Synthetic Biology—The Synthesis of Biology

Synthetic biology envisages the engineering of man-made living biomachines from standardized components that can perform pre-defined functions in a (self-)controlled manner. Different research strategies and interdisciplinary efforts are pursued to implement engineering principles to biology. The "top-down" strategy exploits nature's incredible diversity of existing, natural parts to construct synthetic compositions of genetic, metabolic or signalling networks with predictable and controllable properties. This mainly application-driven approach results in living factories that produce drugs, biofuels, biomaterials and fine chemicals and results in living pills that are based on engineered cells with the capacity to autonomously detect and treat disease states in vivo.

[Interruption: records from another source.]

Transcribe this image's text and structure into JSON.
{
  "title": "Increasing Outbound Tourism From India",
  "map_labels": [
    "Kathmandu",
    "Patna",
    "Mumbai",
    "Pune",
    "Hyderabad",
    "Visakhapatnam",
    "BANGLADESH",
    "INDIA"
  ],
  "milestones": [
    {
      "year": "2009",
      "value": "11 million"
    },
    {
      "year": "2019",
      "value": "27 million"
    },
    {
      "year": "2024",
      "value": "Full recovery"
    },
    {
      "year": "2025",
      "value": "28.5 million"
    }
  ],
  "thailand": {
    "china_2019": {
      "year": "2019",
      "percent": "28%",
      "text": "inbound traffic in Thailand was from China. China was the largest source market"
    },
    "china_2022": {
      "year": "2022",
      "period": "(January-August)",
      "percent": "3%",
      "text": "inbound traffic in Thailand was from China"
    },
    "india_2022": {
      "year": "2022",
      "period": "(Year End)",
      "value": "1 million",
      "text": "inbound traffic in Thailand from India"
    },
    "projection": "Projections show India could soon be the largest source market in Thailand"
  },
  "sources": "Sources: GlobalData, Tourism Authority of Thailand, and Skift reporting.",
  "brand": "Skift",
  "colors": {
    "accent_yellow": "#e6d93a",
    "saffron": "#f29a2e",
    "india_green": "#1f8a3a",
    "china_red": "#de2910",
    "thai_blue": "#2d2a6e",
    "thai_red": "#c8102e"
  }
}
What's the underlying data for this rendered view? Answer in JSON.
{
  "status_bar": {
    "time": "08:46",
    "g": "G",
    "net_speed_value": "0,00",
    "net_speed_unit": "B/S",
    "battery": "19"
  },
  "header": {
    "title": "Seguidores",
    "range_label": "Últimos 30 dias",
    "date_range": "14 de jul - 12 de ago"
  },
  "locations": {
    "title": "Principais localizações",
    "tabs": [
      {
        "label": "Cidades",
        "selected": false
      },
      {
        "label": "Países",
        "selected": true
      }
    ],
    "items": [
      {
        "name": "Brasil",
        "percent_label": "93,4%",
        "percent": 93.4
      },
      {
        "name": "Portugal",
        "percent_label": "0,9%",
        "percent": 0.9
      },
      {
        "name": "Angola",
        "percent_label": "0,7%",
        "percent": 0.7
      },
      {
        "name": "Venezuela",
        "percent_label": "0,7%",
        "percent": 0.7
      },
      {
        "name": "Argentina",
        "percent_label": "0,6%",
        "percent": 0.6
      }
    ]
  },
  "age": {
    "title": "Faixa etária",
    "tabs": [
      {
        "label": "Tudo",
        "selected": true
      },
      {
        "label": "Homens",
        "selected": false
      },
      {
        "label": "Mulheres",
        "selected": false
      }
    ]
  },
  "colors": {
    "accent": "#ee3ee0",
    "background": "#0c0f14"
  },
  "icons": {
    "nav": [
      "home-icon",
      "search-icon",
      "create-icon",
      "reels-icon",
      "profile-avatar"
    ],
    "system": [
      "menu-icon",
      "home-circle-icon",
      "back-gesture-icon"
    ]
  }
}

In contrast, the "bottom-up" strategy seeks to be independent of existing living systems by designing biological systems from scratch and synthesizing artificial biological entities not found in nature. This more knowledge-driven approach investigates the reconstruction of minimal biological systems that are capable of performing basic biological phenomena, such as self-organization, self-replication and self-sustainability. Moreover, the syntheses of artificial biological units, such as synthetic nucleotides or amino acids, and their implementation into polymers inside living cells currently set the boundaries between natural and artificial biological systems. In particular, the in vitro design, synthesis and transfer of complete genomes into host cells and the application of efficient genome-wide intervention techniques point to the future of synthetic biology: the creation of living designer cells with tailored desirable properties for biomedicine and biotechnology.